I think this is the impulse behind the endless parade of interviews and think-pieces about the Trump voter. Their actions seem inscrutable and irrational because we’ve forgotten the things that connect us to them. We can’t see how we can share the same basic needs but diverge so wildly in what we do to achieve them. We can’t see ourselves in them. And that’s not their problem — though they have many. That’s ours. It’s something that we’ll need to overcome if we have a hope of fulfilling the promise of our first principle.

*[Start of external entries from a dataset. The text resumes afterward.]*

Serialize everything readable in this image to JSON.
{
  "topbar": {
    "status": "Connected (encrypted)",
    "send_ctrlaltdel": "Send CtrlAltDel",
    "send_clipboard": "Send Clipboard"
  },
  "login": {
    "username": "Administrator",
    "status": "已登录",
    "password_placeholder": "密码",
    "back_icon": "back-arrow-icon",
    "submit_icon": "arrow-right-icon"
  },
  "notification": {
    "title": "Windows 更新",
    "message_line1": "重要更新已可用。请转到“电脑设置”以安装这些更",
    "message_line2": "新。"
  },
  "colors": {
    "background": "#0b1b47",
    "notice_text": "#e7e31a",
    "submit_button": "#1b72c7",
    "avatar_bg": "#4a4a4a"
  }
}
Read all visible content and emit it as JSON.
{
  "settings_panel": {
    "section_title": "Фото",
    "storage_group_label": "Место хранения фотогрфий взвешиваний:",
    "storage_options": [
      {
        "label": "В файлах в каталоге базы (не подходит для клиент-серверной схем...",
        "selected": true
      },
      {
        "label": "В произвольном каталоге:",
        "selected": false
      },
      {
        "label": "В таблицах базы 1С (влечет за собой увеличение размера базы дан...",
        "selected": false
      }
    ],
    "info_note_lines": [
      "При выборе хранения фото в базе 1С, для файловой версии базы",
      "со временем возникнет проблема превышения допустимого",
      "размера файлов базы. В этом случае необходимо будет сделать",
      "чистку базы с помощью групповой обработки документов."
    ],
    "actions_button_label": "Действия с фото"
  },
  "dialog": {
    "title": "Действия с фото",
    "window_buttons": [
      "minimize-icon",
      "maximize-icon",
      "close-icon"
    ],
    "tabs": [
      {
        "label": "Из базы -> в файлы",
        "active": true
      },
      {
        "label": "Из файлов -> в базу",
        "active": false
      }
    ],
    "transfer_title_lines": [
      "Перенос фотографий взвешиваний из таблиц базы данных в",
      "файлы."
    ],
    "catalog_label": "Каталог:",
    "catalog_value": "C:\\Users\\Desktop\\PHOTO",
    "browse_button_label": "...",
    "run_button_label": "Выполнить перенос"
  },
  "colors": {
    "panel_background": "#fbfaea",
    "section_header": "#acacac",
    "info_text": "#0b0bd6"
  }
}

In order to be unified, all of us are going to have to find a way to make peace with our shared history. There have to be consequences to the long-standing, institutional injustices we’ve faced as Black Americans, and the people who have knowingly participated in furthering them need to be brought to justice. But justice isn’t a term that should be taken lightly. Justice, to me, is a way of mending the bonds that have been broken through injustice. It’s finding a way for us to be whole again, as an individual and as a society. How do we find a way back for the people who’ve so badly wronged us, who are even now disconnected from us within the tight grip of white supremacy? How can we build a society in which both the victim and the perpetrator of injustice can feel united in common purpose of benefit to all?
This is a question we’ve struggled with for thousands of years, and it won’t be answered by a weekend blog post. But I think remembering that all of us share our humanity is a good start. The moment we think of the people we disagree with as less than human — as monsters, or animals, or insects, or filth — is the moment we’ve failed this first principle. If we were a human being who had been driven insane by the pain and hatred of past generations, how would we want to be brought back to sanity again? What penance could we pay for the terrible things we’ve done while in its grip? How can we acknowledge the pain we cause and do our best to repair the damage it’s done? Thinking on these questions, and maybe acting on the answers we come up with, is how we honor our ancestors today. This is Umoja.